MindTree technology stack consists of the out-of-the box data integration framework as well as various reusable components that encapsulate a variety of best practices to ensure scalability and flexibility while building complex DW/BI solutions.
At a logical level, thus RUBIC Technology Stack stands for a collection of best practices that help in making a data warehouse implementation more flexible, scaleable and nimble. A few examples of structured approaches that are encoded as a part of RUBIC, especially on the data warehousing area that is followed by MindTree are:
- Structured maintenance of integrated “Source data” to ensure ‘no loss of information’

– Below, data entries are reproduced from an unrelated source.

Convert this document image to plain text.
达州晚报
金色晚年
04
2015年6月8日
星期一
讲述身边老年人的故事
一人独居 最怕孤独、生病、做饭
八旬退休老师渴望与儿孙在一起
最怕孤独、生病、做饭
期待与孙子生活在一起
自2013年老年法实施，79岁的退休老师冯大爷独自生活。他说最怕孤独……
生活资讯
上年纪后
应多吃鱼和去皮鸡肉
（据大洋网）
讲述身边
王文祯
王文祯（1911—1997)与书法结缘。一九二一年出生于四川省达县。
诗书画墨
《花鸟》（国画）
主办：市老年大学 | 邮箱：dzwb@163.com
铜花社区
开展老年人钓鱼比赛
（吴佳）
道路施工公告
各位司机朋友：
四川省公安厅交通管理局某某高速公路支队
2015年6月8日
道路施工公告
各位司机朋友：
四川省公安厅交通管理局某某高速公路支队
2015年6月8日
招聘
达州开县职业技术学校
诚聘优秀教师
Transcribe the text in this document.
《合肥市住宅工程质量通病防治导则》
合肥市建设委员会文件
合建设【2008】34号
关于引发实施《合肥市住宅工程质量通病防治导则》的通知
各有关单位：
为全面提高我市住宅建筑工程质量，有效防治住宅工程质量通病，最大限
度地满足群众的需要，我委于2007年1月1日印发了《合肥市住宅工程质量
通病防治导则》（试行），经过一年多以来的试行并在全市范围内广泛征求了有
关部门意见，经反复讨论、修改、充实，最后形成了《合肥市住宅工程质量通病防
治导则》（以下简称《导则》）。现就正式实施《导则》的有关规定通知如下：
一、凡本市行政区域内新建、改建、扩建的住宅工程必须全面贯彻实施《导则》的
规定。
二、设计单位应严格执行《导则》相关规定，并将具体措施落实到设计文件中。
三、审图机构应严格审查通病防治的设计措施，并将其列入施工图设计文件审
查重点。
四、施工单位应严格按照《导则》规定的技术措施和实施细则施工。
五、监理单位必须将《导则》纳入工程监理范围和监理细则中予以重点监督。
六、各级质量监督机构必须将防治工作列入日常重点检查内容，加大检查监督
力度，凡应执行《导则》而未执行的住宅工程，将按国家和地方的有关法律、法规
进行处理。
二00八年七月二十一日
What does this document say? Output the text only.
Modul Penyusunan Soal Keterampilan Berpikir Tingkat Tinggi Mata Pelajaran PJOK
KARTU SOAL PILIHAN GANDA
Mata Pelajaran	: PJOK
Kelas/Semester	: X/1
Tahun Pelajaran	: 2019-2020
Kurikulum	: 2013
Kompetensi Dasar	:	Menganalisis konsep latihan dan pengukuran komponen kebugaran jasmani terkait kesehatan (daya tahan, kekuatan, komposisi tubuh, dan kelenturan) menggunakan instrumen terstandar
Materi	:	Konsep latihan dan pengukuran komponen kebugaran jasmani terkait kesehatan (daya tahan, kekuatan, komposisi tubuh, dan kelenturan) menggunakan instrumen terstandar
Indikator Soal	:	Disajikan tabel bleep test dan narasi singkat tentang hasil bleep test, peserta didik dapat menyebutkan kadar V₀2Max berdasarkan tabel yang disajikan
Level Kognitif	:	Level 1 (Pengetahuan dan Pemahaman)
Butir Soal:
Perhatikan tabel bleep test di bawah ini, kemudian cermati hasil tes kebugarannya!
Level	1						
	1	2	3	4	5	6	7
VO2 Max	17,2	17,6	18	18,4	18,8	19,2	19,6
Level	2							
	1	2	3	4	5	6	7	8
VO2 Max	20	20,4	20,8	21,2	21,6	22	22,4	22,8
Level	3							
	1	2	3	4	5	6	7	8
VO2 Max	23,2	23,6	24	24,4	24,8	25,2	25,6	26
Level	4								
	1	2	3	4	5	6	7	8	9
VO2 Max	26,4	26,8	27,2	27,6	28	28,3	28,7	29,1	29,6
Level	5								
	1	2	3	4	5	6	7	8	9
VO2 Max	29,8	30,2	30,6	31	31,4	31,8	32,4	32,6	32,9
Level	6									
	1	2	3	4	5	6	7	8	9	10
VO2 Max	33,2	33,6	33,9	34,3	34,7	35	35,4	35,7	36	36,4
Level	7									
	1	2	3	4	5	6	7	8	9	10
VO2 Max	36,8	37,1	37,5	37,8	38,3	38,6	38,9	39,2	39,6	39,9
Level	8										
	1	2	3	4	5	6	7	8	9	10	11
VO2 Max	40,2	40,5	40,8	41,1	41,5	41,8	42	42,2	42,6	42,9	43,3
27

- Structured reject management processes where each reject item is tagged with the reject reason and exposed to individual reject owners
- Automated incremental reject processing mechanisms to ease ongoing administration of the data warehouse
- Structured de-coupling of the various stages in the architecture to ensure scalability to changes
- Introduction of various report presentation best practices like contextual metadata sharing, KPI oriented charts presentation, alerts and notification mechanisms etc.
- Incorporation of some of the modeling best practices like ‘Generic Entity Modeling’ (enhances flexibility to changes) or ‘D-Leveling’ (supports storage of data at different levels of grain)
- Usage of performance aiding constructs as a part of the loading framework (Usage of database level features for areas requiring high levels of data processing as row-by-row processing in an ETL can at time cause performance constraints)
These logical approaches can be implemented with minor workarounds in any tool set.